Last Friday while rummaging in the refrigerator, I came across some old luncheon meat. I cut the meat up to give to our cats and headed for the kitchen deck. Hand on the doorknob, I looked up and saw an enormous blue heron standing on the railing. He was about my height, had claws the size of my hands, a muscular chest, a wicked beak and a familiar gleam in his eyes. He and I have waged war before. He would raid the fishpond and I would chase him away. The heron was annoyed, his easy meals via the fishpond were gone. Between the snakes, turtles and blue herons, the pond had become a continuous headache and a few weeks back we decided to fill the pond in. After all, the creek is right there.

The creek. How we love the creek. Through the years it has enchanted us with spring wildflowers, showed us its power after a mighty rainstorm, and been a source of food for small-mouth bass, owls and annoyed blue herons.

When our boys lived at home, the creek proved to be a good babysitter. Seth and Jesse spent hours there; chasing crawdads, building dams, floating toys, rock-hopping and splashing each other. Our older son, Seth, even used the creek for some of his art projects.

Always interested in the Titanic shipwreck, Seth used to build multiple historically correct replicas of the ship. Using pliable tin foil, Seth crafted the ships and placed them outside – under rock shelters, and/or in the creek. Left outside, the rocks and creek water gave Seth’s ships a patina similar to the underwater shots one sees of the shipwreck.

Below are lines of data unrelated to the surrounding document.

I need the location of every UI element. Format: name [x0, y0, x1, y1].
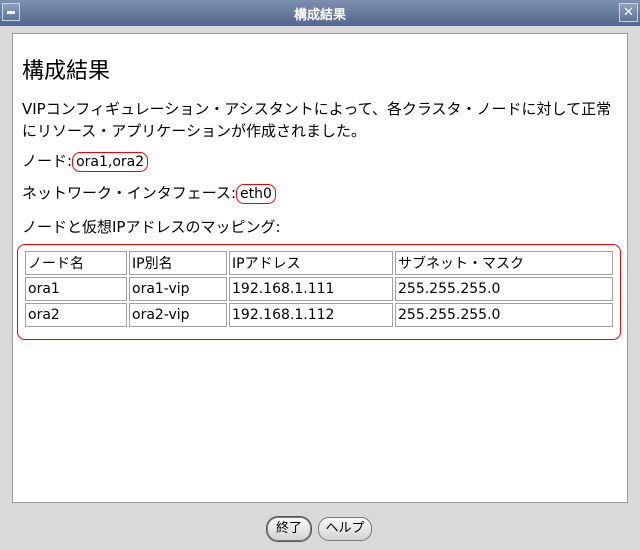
interface-row: ネットワーク・インタフェース: eth0: [22, 182, 276, 204]
window-title: 構成結果: [293, 8, 346, 23]
help-button[interactable]: ヘルプ: [318, 517, 372, 541]
title-bar: 構成結果 ✕: [0, 0, 640, 26]
column-header-subnet: サブネット・マスク: [395, 251, 613, 275]
table-row[interactable]: ora2 ora2-vip 192.168.1.112 255.255.255.…: [25, 303, 613, 327]
mapping-table-highlight: ノード名 IP別名 IPアドレス サブネット・マスク ora1 ora1-vip…: [17, 244, 621, 340]
cell-ip: 192.168.1.112: [229, 303, 393, 327]
result-description: VIPコンフィギュレーション・アシスタントによって、各クラスタ・ノードに対して正…: [22, 100, 612, 140]
mapping-table: ノード名 IP別名 IPアドレス サブネット・マスク ora1 ora1-vip…: [23, 249, 615, 329]
table-row[interactable]: ora1 ora1-vip 192.168.1.111 255.255.255.…: [25, 277, 613, 301]
interface-value: eth0: [236, 184, 276, 204]
cell-subnet: 255.255.255.0: [395, 303, 613, 327]
cell-alias: ora1-vip: [129, 277, 227, 301]
close-icon[interactable]: ✕: [619, 3, 638, 22]
cell-ip: 192.168.1.111: [229, 277, 393, 301]
cell-alias: ora2-vip: [129, 303, 227, 327]
page-title: 構成結果: [22, 59, 111, 84]
mapping-label: ノードと仮想IPアドレスのマッピング:: [22, 218, 281, 236]
cell-subnet: 255.255.255.0: [395, 277, 613, 301]
interface-label: ネットワーク・インタフェース:: [22, 184, 237, 202]
nodes-label: ノード:: [22, 152, 73, 170]
dialog-body: 構成結果 VIPコンフィギュレーション・アシスタントによって、各クラスタ・ノード…: [5, 26, 635, 511]
finish-button[interactable]: 終了: [267, 517, 311, 541]
button-bar: 終了 ヘルプ: [0, 511, 640, 550]
table-header-row: ノード名 IP別名 IPアドレス サブネット・マスク: [25, 251, 613, 275]
cell-node: ora1: [25, 277, 127, 301]
column-header-ip: IPアドレス: [229, 251, 393, 275]
nodes-row: ノード: ora1,ora2: [22, 150, 149, 172]
content-panel: 構成結果 VIPコンフィギュレーション・アシスタントによって、各クラスタ・ノード…: [12, 33, 628, 503]
cell-node: ora2: [25, 303, 127, 327]
nodes-value: ora1,ora2: [72, 152, 149, 172]
column-header-node: ノード名: [25, 251, 127, 275]
column-header-alias: IP別名: [129, 251, 227, 275]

After one ship had been outside for two years, Seth took it to his art teacher who entered the piece in the prestigious Scholastic Art and Writing contest. Seth won a Gold Key Award, an award given to only 5-7% of the submissions. The ship went on to the nationals in Washington, D.C., and Seth went on to the Art Institute of Boston for an art degree. Seth now has an excellent job due to his degree and we partially have the creek to thank for that.

The creek is always changing. When torrential rain showers bring the creek out of its bounds, those fast-moving waters bring various plants and seeds to the creek banks. Whenever we’ve been away on a trip, the creek is the first place we visit, the ever-changing serenity of the water reaffirming us and our place in the universe.

The gigantic irritated blue heron eventually flew off the deck, landing in the backyard. The cats took notice and one of them began stalking the heron. Fortunately, before our cat could pounce, a maneuver that would not have ended well for said cat, the heron flew to our swimming pool and then away into the woods. He’ll be back, hopefully not at the swimming pool, but at the creek, fishing the way God intended him to. The charms of the creek will lure him in, just like it does us.

Cindy Arp, teacher/librarian, retired from Knox County Schools. She and husband Dan live in Heiskell.